In realtà non c’è nulla da capire, ma da verificare un bel rosario di errori civili e politici, in buona o mala fede fatti da tutti negli ultimi 13 anni.
Parlo di errori civili perché è assurdo pensare che le responsabilità siano solo da una parte, lasciando innocenti i cittadini. Parlo di errori politici perché a mio avviso il punto critico che genera la falla nella gestione dei rifiuti in campania è stato, ed è il mancato corretto controllo delle attività della filiera, e questi non sono errori contingenti, sono errori legati alla mancanza di qualità politica dei controllori. Ma che sarà mai questa complicata gestione dei rifiuti? Semplice: l’insieme delle attività di raccolta, di trasporto, di recupero e di smaltimento finale di sostanze o oggetti di cui il detentore/proprietario si è disfatto. La gestione dei rifiuti si fa in altre città d’Italia senza i disastri che accadono a Napoli, mutuando realtà d’eccellenza provenienti dall’estero.
In Svizzera la ricerca è arrivata a studiare la sublimazione dei rifiuti cioè il passaggio di stato da solido a gassoso senza altre forme intermedie, per dirla in parole povere un gioco di prestigio alla Silvan che fa “sparire” il rifiuti . Sono già tornati al futuro e noi ancora lì per partire. Che pensare?...Che gli altri sono bravi e noi napoletani scemi, oppure c’è dell’altro.

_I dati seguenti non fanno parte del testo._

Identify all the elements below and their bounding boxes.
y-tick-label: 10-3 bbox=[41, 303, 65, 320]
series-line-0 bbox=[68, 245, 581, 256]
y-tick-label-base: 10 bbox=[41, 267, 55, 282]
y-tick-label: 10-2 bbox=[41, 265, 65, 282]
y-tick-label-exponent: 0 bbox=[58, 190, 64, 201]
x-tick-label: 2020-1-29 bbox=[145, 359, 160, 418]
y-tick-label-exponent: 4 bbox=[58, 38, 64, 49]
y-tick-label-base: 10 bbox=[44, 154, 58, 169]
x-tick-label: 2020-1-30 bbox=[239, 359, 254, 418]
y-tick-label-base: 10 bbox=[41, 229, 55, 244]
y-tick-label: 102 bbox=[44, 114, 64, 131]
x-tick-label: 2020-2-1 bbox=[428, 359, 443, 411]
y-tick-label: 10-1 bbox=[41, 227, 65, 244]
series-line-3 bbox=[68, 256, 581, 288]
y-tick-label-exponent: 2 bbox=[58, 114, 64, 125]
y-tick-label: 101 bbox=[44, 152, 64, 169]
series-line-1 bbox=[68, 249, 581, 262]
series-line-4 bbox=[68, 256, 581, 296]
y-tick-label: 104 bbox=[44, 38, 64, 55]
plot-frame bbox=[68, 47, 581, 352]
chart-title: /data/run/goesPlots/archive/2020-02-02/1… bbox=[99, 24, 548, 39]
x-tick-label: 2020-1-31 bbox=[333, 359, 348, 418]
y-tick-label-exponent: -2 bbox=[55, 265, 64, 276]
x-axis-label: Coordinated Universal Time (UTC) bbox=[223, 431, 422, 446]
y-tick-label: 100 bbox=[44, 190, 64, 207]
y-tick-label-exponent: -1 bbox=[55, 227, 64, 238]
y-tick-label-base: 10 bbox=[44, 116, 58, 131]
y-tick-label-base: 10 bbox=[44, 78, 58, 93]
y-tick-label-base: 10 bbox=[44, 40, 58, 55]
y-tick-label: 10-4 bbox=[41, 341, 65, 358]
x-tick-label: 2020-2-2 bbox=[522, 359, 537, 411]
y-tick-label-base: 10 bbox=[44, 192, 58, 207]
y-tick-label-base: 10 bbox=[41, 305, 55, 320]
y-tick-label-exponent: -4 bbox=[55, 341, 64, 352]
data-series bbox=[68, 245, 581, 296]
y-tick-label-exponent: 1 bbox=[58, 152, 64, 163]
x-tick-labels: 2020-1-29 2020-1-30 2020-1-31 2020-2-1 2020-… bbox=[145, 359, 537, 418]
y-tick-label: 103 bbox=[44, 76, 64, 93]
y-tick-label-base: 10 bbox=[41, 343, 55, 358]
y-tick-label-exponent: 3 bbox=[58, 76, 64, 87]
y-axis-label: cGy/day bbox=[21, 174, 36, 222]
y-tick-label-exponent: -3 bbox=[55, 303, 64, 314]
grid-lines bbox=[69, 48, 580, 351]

Io credo che ci sia dell’altro e non basta dire che le nostre città sono troppo popolose e che la criminalità è profondamente coinvolta. Questi ultimi sono sicuramente cofattori del disastro ma dopo 13 anni di fallimenti sono diventati dei bei alibi. L’elemento di debolezza del sistema è la scarsa cultura della qualità sociale, personale, aziendale, ambientale, di cittadini e politici, insieme e in solido corresponsabili dello stato raccapricciante in cui versano le città napoletane.

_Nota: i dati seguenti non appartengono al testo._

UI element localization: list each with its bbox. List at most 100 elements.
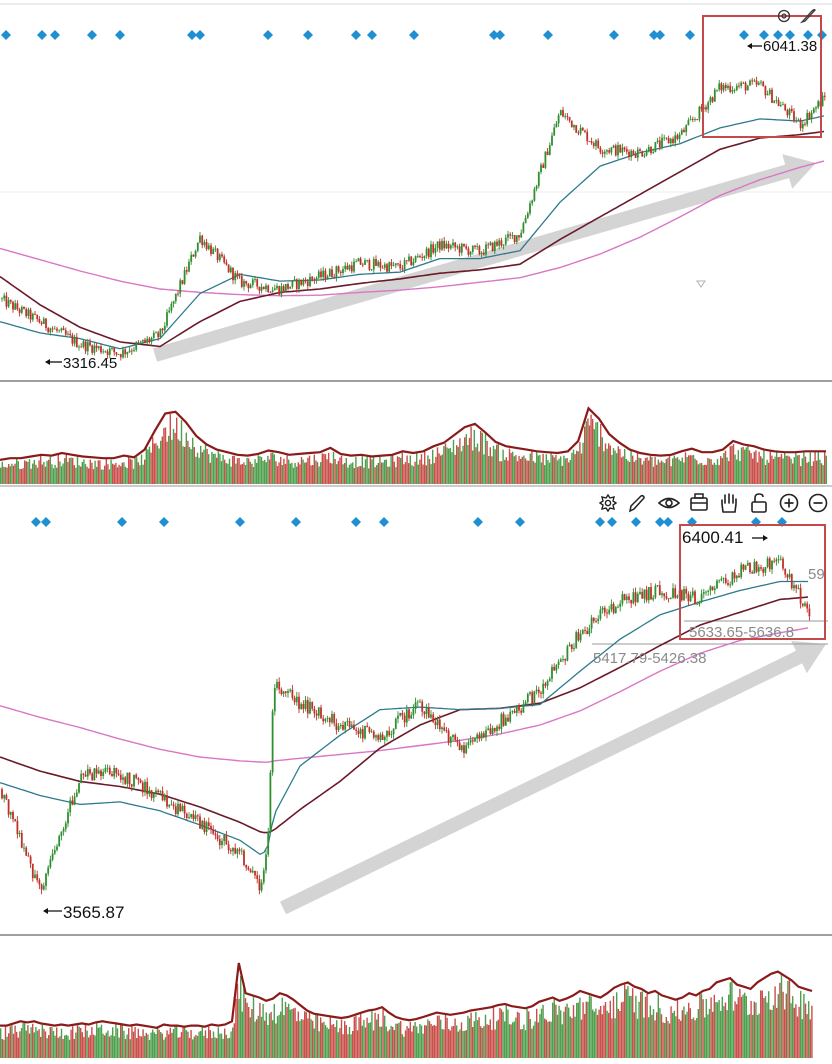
candle — [610, 599, 613, 613]
volume-bar — [281, 465, 283, 484]
candle — [597, 615, 600, 625]
volume-bar — [574, 1016, 576, 1058]
signal-diamond — [685, 30, 695, 40]
eye-icon[interactable] — [657, 497, 681, 509]
volume-bar — [307, 457, 309, 484]
candle — [469, 735, 472, 746]
volume-bar — [649, 1005, 651, 1058]
volume-bar — [782, 458, 784, 484]
volume-bar — [731, 445, 733, 484]
volume-bar — [449, 1030, 451, 1058]
volume-bar — [316, 462, 319, 484]
volume-bar — [230, 1031, 232, 1058]
volume-bar — [715, 464, 717, 484]
zoom-in-icon[interactable] — [779, 493, 799, 513]
candle — [214, 829, 217, 840]
volume-bar — [324, 454, 327, 484]
volume-bar — [532, 461, 535, 484]
volume-bar — [624, 448, 626, 484]
volume-bar — [528, 460, 530, 484]
hand-icon[interactable] — [721, 493, 737, 513]
volume-bar — [417, 1033, 419, 1058]
volume-bar — [249, 461, 251, 484]
volume-bar — [707, 1014, 709, 1058]
pen-icon[interactable] — [799, 9, 816, 24]
candle — [141, 339, 144, 343]
candle — [271, 709, 274, 776]
candle — [313, 705, 316, 718]
volume-bar — [275, 461, 277, 484]
candle — [320, 704, 322, 719]
volume-bar — [363, 467, 365, 484]
volume-bar — [576, 1003, 578, 1058]
volume-bar — [216, 457, 218, 484]
volume-bar — [395, 1023, 397, 1058]
candle — [691, 587, 694, 598]
volume-bar — [35, 464, 37, 484]
volume-bar — [622, 456, 624, 484]
zoom-out-icon[interactable] — [808, 493, 828, 513]
settings-icon[interactable] — [777, 9, 791, 23]
volume-bar — [340, 455, 343, 484]
volume-bar — [488, 1025, 490, 1058]
volume-bar — [739, 988, 741, 1058]
candle — [344, 262, 347, 273]
candle — [53, 325, 56, 330]
candle — [553, 123, 556, 136]
volume-bar — [726, 1010, 728, 1058]
toolbox-icon[interactable] — [690, 493, 708, 511]
candle — [566, 644, 569, 662]
volume-bar — [526, 460, 528, 484]
candle — [718, 579, 721, 584]
candle — [328, 716, 331, 727]
volume-bar — [49, 1027, 51, 1058]
volume-bar — [654, 456, 656, 484]
candle — [421, 253, 424, 261]
candle — [562, 106, 564, 118]
volume-bar — [180, 420, 183, 484]
candle — [135, 773, 138, 780]
pen-icon[interactable] — [628, 494, 645, 513]
candle — [779, 101, 782, 108]
candle — [155, 331, 157, 334]
volume-bar — [243, 982, 245, 1058]
volume-bar — [812, 461, 815, 484]
volume-bar — [187, 440, 189, 484]
volume-bar — [500, 1009, 503, 1058]
candle — [240, 847, 243, 855]
volume-bar — [769, 451, 771, 484]
candle — [324, 268, 327, 283]
lock-icon[interactable] — [751, 493, 767, 513]
volume-bar — [438, 453, 440, 484]
candle — [509, 232, 512, 240]
ma-mid-line — [0, 596, 809, 834]
candle — [760, 564, 762, 571]
volume-bar — [625, 989, 627, 1058]
volume-bar — [382, 1008, 384, 1058]
volume-bar — [72, 1026, 74, 1058]
volume-bar — [51, 464, 53, 484]
volume-bar — [675, 458, 677, 484]
candle — [716, 579, 718, 589]
candle — [630, 599, 633, 608]
volume-bar — [649, 456, 651, 484]
volume-bar — [420, 1025, 423, 1058]
volume-bar — [561, 465, 563, 484]
candle — [75, 789, 78, 798]
candle — [346, 262, 349, 270]
candle — [436, 716, 439, 729]
candle — [548, 142, 551, 156]
candle — [799, 117, 802, 132]
volume-bar — [168, 1034, 170, 1058]
candle — [493, 727, 496, 734]
settings-icon[interactable] — [598, 493, 618, 513]
volume-bar — [264, 459, 266, 484]
volume-bar — [667, 1020, 669, 1058]
candle — [5, 292, 8, 310]
volume-bar — [158, 448, 160, 484]
candle — [128, 772, 131, 789]
volume-bar — [606, 1010, 608, 1058]
volume-bar — [438, 1015, 440, 1058]
volume-bar — [403, 464, 405, 484]
volume-bar — [691, 1019, 693, 1058]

E con uomini (e donne) senza qualità è ovvio che, da una parte la raccolta differenziata e le altre attività di recupero non decolleranno mai e dall’altra chi consoce e ha la responsabilità di gestire il ciclo dei rifiuti in Campania, non è in grado di affrontare gli ostacoli alla gestione razionale e tempestiva.
Purtroppo non si possono togliere i punti alla patente di cittadino, però i gestori potrebbero almeno dimettersi lasciando il campo per tempo. Perché non lo fanno? Perché a Napoli accanto alla negligenza c’è anche l’incapacità di vergognarsi e mettersi in discussione. E così di arroganza in arroganza si consuma l’agonia di questa città. Napoli addio!